On Wed, Apr 7, 2010 at 08:21, Jesper Persson <[email protected]> wrote:
> on this page: http://www.usm.edu/math/conferences/scc1/robota/contents.html
> The content-type meta tag contains a carriage return and a line feed:
>
> <meta http-equiv="Content-Type" content="text/html; charset=iso-8859- 1">
>
> $response->decoded_content cannot handle this.
I don't think LWP should try to guess what charset was meant in cases
like this. Instead I propose to be able to specify what charset to
use as alternative if the one specified in in the response or with the
content isn't known by Encode.
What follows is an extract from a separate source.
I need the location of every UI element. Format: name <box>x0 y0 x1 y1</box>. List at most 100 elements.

Something like this patch:
diff --git a/lib/HTTP/Message.pm b/lib/HTTP/Message.pm
index 818efae..5ffa215 100644
--- a/lib/HTTP/Message.pm
+++ b/lib/HTTP/Message.pm
@@ -374,8 +374,24 @@ sub decoded_content
$content_ref = \$copy;
$content_ref_iscopy++;
}
- $content_ref = \Encode::decode($charset, $$content_ref,
- ($opt{charset_strict} ? Encode::FB_CROAK() : 0) |
Encode::LEAVE_SRC());
+ eval {
+ $content_ref = \Encode::decode($charset, $$content_ref,
+ ($opt{charset_strict} ? Encode::FB_CROAK() :
0) | Encode::LEAVE_SRC());
+ };
+ if ($@) {
+ my $retried;
+ if ($@ =~ /^Unknown encoding/) {
+ my $alt_charset = lc($opt{alt_charset} || "");
+ if ($alt_charset && $charset ne $alt_charset) {
+ # Retry decoding with the alternative charset
+ $content_ref =
\Encode::decode($alt_charset, $$content_ref,
+ ($opt{charset_strict} ?
Encode::FB_CROAK() : 0) | Encode::LEAVE_SRC())
+ unless $alt_charset =~
/^(?:none|us-ascii|iso-8859-1)\z/;
+ $retried++;
+ }
+ }
+ die unless $retried;
+ }
die "Encode::decode() returned undef improperly"
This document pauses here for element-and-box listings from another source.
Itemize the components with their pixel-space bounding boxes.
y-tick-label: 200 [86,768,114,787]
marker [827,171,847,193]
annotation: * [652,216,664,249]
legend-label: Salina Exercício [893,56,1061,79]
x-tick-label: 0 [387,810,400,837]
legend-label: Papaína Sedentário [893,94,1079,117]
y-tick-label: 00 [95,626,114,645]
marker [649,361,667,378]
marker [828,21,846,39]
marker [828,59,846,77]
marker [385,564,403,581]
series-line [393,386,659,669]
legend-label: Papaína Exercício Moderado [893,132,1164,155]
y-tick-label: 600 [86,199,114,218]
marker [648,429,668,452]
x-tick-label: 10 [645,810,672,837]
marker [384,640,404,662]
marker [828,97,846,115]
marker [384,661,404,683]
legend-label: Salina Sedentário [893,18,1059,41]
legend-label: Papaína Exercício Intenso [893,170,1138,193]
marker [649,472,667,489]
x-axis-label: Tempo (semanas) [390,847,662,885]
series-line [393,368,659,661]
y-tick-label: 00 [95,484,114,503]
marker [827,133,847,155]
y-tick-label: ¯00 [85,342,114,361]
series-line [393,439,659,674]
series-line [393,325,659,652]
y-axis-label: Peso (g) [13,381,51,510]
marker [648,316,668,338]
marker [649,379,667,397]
unless defined $$content_ref;
if ($is_xml) {
# Get rid of the XML encoding declaration if present
@@ -872,6 +888,13 @@ C<none> can used to suppress decoding of the charset.
This override the default charset guessed by content_charset() or
if that fails "ISO-8859-1".
+=item C<alt_charset>
+
+If decoding fails because the charset specified in the Content-Type header
+isn't recognized by Perl's Encode module, then try decoding using this charset
+instead of failing. The C<alt_charset> might be specified as C<none> to simply
+return the string without any decoding of charset as alternative.
+
=item C<charset_strict>
Abort decoding if malformed characters is found in the content. By
>
> Regards
> Jesper Persson
>